Sono nata il ventuno a primavera. Diario e nuove poesie di Alda Merini 

 

 

Editoria

 

 

(Roma). “Le prime volte che venivo a trovare Alda, son passati diversi anni, mi guardavo intorno nella stanza di ricevimento tinello libreria deposito di quadri, col televisore e il riscaldamento perennemente accesi e sorridevo del disordine, dell'affastellamento; poi via via ho capito che quella stanza è come la poesia di Alda: vive di accumulo, aggiungendo immagine ad a immagine, oggetto ad oggetto, con una semplicità ed una innocenza che riscattano e sublimano qualunque esperienza come qualunque disordine.

La stanza si costituisce anche per sottrazione: Alda è generosa, non ti lascia andar via senza donarti qualcosa: un libro, una fotografia, un cappello ecuadoregno, oppure una poesia o una esecuzione al pianoforte.  

Sono le parole dell’editore Piero Manni che ha pubblicato Sono nata il ventuno a primavera. Diario e nuove poesie (Collana Pretesti, 2005), quasi monologhi più che conversazioni, e in cui la poeta milanese traccia la sua biografia intellettuale.

Immagini su immagini, attraverso le quali Merini descrive la madre bellissima, ma un po’ “carabiniere, mascolina nello stesso tempo, imperativa…”. Presenza difficile da amare, nonostante l’amore, e di cui si aveva timore.

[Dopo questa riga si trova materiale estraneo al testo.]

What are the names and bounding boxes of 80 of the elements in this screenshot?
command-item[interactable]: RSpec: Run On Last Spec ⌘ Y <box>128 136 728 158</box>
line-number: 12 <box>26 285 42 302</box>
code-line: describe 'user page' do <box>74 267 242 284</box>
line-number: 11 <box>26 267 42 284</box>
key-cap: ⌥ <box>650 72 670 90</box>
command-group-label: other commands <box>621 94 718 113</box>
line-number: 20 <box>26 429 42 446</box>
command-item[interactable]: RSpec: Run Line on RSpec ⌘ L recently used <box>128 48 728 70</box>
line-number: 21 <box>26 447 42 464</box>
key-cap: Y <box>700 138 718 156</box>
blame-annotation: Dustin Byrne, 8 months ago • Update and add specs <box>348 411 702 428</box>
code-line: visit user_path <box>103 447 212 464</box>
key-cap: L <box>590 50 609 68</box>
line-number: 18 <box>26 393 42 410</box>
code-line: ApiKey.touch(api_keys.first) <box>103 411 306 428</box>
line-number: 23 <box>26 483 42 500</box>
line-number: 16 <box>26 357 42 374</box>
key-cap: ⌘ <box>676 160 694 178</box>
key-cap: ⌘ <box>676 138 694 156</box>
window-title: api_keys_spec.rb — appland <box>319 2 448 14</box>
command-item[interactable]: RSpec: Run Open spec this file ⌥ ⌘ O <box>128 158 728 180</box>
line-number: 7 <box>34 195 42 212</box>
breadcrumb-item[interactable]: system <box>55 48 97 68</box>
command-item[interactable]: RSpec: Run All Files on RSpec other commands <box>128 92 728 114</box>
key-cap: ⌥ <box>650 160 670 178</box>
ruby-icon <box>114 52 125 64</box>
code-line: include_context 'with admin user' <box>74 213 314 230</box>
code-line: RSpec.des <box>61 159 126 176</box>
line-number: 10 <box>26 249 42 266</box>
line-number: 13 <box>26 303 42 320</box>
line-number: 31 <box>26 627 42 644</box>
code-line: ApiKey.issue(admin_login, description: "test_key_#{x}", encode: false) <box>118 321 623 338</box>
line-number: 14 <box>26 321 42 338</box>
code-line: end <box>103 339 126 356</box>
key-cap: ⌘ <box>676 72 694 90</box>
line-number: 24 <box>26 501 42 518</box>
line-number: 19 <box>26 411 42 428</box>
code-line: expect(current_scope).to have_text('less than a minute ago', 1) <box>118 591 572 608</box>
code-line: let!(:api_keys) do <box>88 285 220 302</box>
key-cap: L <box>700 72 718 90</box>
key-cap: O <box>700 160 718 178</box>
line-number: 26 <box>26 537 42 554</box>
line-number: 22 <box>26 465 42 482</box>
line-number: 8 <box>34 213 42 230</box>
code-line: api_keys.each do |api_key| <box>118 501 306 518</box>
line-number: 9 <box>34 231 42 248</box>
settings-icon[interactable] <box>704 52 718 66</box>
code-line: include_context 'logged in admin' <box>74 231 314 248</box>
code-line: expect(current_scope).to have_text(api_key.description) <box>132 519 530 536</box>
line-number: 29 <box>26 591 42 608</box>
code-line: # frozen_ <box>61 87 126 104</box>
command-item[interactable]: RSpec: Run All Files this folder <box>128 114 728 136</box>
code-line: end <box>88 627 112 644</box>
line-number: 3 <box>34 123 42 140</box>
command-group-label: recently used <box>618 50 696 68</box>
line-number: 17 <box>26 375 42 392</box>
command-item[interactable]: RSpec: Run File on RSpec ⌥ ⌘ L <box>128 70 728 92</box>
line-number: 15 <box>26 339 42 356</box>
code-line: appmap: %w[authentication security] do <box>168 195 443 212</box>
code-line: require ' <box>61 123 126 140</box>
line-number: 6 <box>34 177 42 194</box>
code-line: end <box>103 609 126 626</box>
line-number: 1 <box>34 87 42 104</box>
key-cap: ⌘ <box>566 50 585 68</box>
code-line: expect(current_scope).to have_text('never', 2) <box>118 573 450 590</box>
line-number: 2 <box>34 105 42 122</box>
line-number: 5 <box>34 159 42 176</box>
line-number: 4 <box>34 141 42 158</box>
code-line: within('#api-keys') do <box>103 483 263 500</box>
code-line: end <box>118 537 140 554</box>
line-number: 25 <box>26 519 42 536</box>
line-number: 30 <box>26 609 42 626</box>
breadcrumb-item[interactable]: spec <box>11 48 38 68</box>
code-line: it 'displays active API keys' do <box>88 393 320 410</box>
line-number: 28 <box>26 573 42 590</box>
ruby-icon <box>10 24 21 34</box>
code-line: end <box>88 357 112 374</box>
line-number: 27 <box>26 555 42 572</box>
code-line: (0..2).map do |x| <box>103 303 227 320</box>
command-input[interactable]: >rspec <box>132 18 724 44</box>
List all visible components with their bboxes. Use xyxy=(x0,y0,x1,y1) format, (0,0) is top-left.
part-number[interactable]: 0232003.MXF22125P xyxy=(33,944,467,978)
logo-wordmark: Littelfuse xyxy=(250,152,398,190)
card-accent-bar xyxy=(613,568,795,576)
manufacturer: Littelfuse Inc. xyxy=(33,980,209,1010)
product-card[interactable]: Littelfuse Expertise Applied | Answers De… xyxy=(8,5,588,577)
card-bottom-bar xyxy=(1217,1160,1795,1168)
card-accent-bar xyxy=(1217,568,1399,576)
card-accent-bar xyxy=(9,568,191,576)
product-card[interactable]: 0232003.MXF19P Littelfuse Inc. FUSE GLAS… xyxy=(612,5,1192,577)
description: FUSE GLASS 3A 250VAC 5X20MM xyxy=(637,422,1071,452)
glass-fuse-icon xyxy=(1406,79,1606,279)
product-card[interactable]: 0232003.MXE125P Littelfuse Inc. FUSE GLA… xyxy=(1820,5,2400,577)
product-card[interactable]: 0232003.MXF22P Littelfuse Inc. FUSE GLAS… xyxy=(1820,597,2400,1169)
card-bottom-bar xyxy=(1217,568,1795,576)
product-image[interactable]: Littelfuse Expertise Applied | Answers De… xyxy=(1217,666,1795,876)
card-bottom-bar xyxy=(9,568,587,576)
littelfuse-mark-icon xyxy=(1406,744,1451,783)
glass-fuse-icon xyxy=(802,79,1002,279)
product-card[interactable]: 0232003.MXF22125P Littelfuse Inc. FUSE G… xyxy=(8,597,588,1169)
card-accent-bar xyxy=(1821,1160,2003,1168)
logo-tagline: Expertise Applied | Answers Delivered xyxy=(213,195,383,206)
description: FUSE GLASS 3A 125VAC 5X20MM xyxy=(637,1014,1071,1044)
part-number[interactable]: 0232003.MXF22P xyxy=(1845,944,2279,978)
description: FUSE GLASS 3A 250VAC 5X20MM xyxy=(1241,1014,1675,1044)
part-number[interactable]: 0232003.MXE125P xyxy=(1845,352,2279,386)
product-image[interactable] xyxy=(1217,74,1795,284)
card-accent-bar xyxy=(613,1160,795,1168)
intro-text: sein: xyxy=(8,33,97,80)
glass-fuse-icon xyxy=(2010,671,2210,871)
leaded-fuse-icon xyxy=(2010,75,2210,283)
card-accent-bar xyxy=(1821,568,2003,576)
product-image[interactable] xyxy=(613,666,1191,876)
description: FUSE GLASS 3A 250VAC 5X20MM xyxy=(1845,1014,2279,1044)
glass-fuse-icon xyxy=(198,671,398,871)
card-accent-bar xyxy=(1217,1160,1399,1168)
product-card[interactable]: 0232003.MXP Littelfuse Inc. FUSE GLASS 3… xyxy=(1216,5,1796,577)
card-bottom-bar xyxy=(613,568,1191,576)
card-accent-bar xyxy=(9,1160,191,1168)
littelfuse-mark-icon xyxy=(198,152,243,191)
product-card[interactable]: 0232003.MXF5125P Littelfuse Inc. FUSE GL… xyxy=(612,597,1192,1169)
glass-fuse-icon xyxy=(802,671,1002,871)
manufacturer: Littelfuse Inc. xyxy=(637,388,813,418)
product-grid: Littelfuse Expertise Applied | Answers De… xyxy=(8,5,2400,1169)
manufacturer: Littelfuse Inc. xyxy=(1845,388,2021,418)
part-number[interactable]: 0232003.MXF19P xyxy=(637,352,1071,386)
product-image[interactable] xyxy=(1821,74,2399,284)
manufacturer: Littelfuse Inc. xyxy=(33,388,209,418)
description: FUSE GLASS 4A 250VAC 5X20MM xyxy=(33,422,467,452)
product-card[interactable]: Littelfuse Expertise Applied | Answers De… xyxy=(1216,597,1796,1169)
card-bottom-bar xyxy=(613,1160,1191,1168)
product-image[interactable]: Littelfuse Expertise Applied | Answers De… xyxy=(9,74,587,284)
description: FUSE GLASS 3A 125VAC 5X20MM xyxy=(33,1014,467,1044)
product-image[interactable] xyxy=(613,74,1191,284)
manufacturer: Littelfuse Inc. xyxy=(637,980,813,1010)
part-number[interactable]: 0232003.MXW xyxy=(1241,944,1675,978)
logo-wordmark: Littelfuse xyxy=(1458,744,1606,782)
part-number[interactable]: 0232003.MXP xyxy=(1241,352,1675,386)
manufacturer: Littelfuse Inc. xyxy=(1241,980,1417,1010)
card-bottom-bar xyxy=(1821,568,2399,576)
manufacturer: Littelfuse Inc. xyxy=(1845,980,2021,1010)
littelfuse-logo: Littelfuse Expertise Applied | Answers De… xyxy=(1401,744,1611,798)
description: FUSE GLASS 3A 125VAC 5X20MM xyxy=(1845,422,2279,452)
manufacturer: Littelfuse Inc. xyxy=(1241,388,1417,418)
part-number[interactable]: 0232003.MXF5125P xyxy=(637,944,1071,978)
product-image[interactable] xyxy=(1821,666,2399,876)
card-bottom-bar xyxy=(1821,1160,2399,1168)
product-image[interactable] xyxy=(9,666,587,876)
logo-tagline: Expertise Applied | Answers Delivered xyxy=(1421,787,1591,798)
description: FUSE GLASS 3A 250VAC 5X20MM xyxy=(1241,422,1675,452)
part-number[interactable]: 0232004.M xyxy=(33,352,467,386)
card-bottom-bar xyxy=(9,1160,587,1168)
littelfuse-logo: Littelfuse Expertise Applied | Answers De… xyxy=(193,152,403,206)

Ricordi. E ancora ricordi…come quando voleva entrare in convento…”…avevo una grande vocazione e sono andata in un convento a Vercelli; a casa si sono ammalati tutti, perché sostenevano che io avrei potuto essere una buona madre. Io ho fatto una vita esattamente contro la mia volontà, e lì è andata persa tutta la mia spiritualità. E poi, come donna di casa non valevo un tubo, come madre nemmeno, anche se ho sempre sentito la maternità, sono una madre nata, però non una madre che spolvera, che sta attenta che il bambino non sporchi, non si faccia una macchia: sono una madre morale, mentale, custode dei figli”.

E poi la guerra, il bombardamento del ’43, “dove tutta Milano perse la vita…”. Memorie di dolore e morte. I rifugi, gli sfollati, la vita nelle risaie di Vercelli. Inverni tremendi, il lavoro di mondina, a dodici anni appena!. Tutto per sopravvivere. Con accanto una madre “ormai inservibile”, e la responsabilità di dirigere la famiglia. Tempi in cui per un pezzo di pane si sarebbe venduto l’anima al diavolo.

Il primo impatto con la malattia: la cecità curata con il pentotal. La vista ritrovata…”

Più che malattia posso Merini parla di precarietà: “ero una bambina molto emotiva, molto delicata, ero sempre ammalata, piacevo a stento: non ero una gran fiore di bambina”.

E poi un fiore di poeta: l’inizio della frequentazione di alcuni circoli letterari, le prime poesie scritte a soli quindici anni..

Una bambina di quindici anni col Pasolini, il Davide [Turoldo, ndr], il Sereni, Manganelli …che vedono in lei una sorta di piccolo mostro letterario, più maschiaccio che bambina, personaggi che hanno contribuito ad aprirgli le porte del successo. Un successo di anno in anno divenuto sempre più grande, quanto la sua poesia, che ti entra nella pelle, nelle ossa, che sconquassa l’anima.